Modern planes can essentially fly themselves. There was a time when three people sat in the cockpit, but by the late 1970s and early 1980s that was down to two as avionics improved. Some people now argue you could run a commercial flight with a single pilot. Whatever you think of that, the direction of travel is clear. Cruising and even landing are largely automated. So why do we still put pilots in planes? For when things don't go to plan.
Writing code manually may not be needed most of the time in the future. But you still want someone trained, watching what's happening, ready to take over when it goes sideways. That's what the software engineer becomes: the final control layer over the automation. Take that layer away and you're vibe-coding.
Some predictions
Agentic infrastructure. I'm fairly confident this is coming soon. A way for AI agents to allocate infrastructure and deploy applications end-to-end. Imagine asking for a website and having the agent write the code, build a deployment strategy, pick the most cost-effective infrastructure for your traffic and budget, and ship it, then come back and tell you what it cost and why. The pieces mostly exist already. What's missing is the harness that makes the whole loop safe and predictable enough to hand over.
Fully AI-run companies. This one is more of a stretch, but I'll say it anyway. A company where an agent runs the business with little to no human intervention. The intuition is that the slowest part of most workflows today is the handoff between a human and an agent. If you remove that handoff, things move much faster, assuming you've solved the guardrails problem, which is the assumption doing all the work in that sentence.
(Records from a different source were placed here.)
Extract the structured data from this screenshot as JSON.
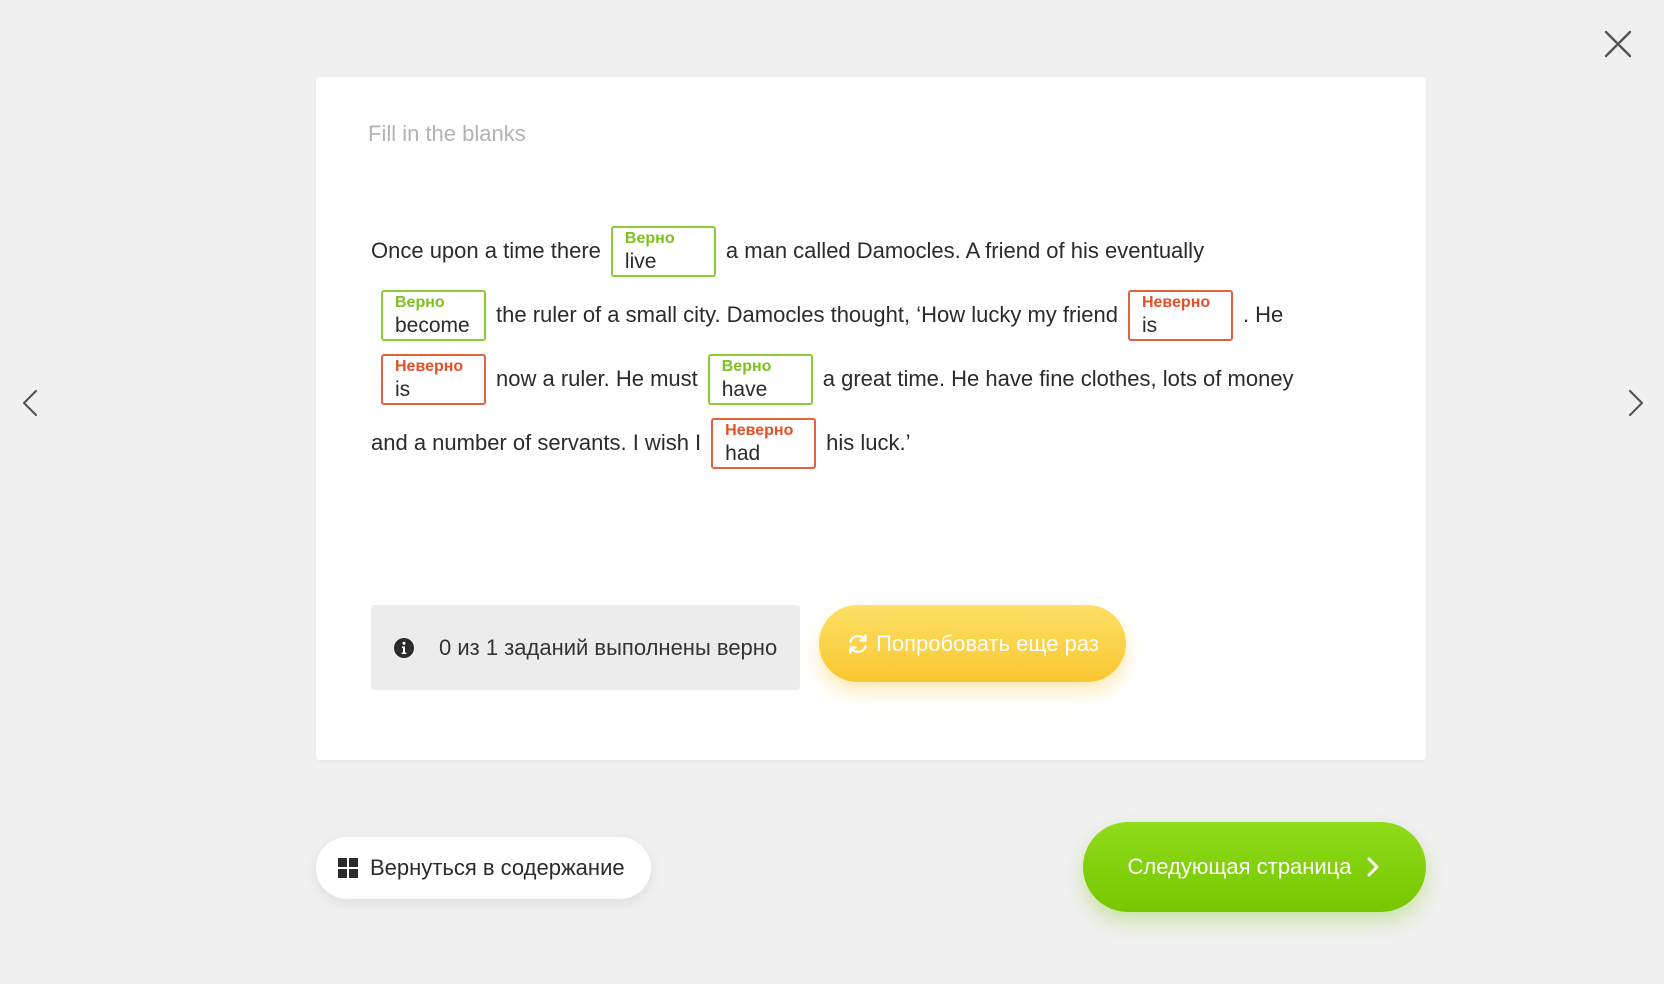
{
  "exercise": {
    "title": "Fill in the blanks",
    "lines": [
      [
        {
          "t": "Once upon a time there"
        },
        {
          "status": "Верно",
          "answer": "live",
          "correct": true
        },
        {
          "t": "a man called Damocles. A friend of his eventually"
        }
      ],
      [
        {
          "status": "Верно",
          "answer": "become",
          "correct": true
        },
        {
          "t": "the ruler of a small city. Damocles thought, ‘How lucky my friend"
        },
        {
          "status": "Неверно",
          "answer": "is",
          "correct": false
        },
        {
          "t": ". He"
        }
      ],
      [
        {
          "status": "Неверно",
          "answer": "is",
          "correct": false
        },
        {
          "t": "now a ruler. He must"
        },
        {
          "status": "Верно",
          "answer": "have",
          "correct": true
        },
        {
          "t": "a great time. He have fine clothes, lots of money"
        }
      ],
      [
        {
          "t": "and a number of servants. I wish I"
        },
        {
          "status": "Неверно",
          "answer": "had",
          "correct": false
        },
        {
          "t": "his luck.’"
        }
      ]
    ]
  },
  "result": {
    "text": "0 из 1 заданий выполнены верно",
    "icon": "info-icon"
  },
  "buttons": {
    "retry": "Попробовать еще раз",
    "toc": "Вернуться в содержание",
    "next": "Следующая страница"
  },
  "colors": {
    "correct": "#7cc21b",
    "incorrect": "#e4502a",
    "retry": "#f9c630",
    "next": "#76c600"
  }
}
Anthropic's Project Vend is a fun early data point here. It also went wrong in interesting ways, which is the part worth paying attention to. The question isn't whether an agent can run a small business. It's what happens at the edges when something unexpected shows up. (That, again, is the pilot's job.)
Why I'm still excited
Personally, these models make me more excited about building software, not less. Every random idea I have, I can now scaffold quickly and find out whether it's actually any good. I do this work because building things is fun, and the fun isn't gone, it's changed. The epiphany in the shower used to be about solving the puzzle. Now it's about which puzzle is worth picking up next, because I can actually attempt more of them than I ever could before.
I'm looking forward to seeing what people build once iteration is this cheap. A lot of bad ideas are about to get tested, and a few great ones are going to fall out of the pile.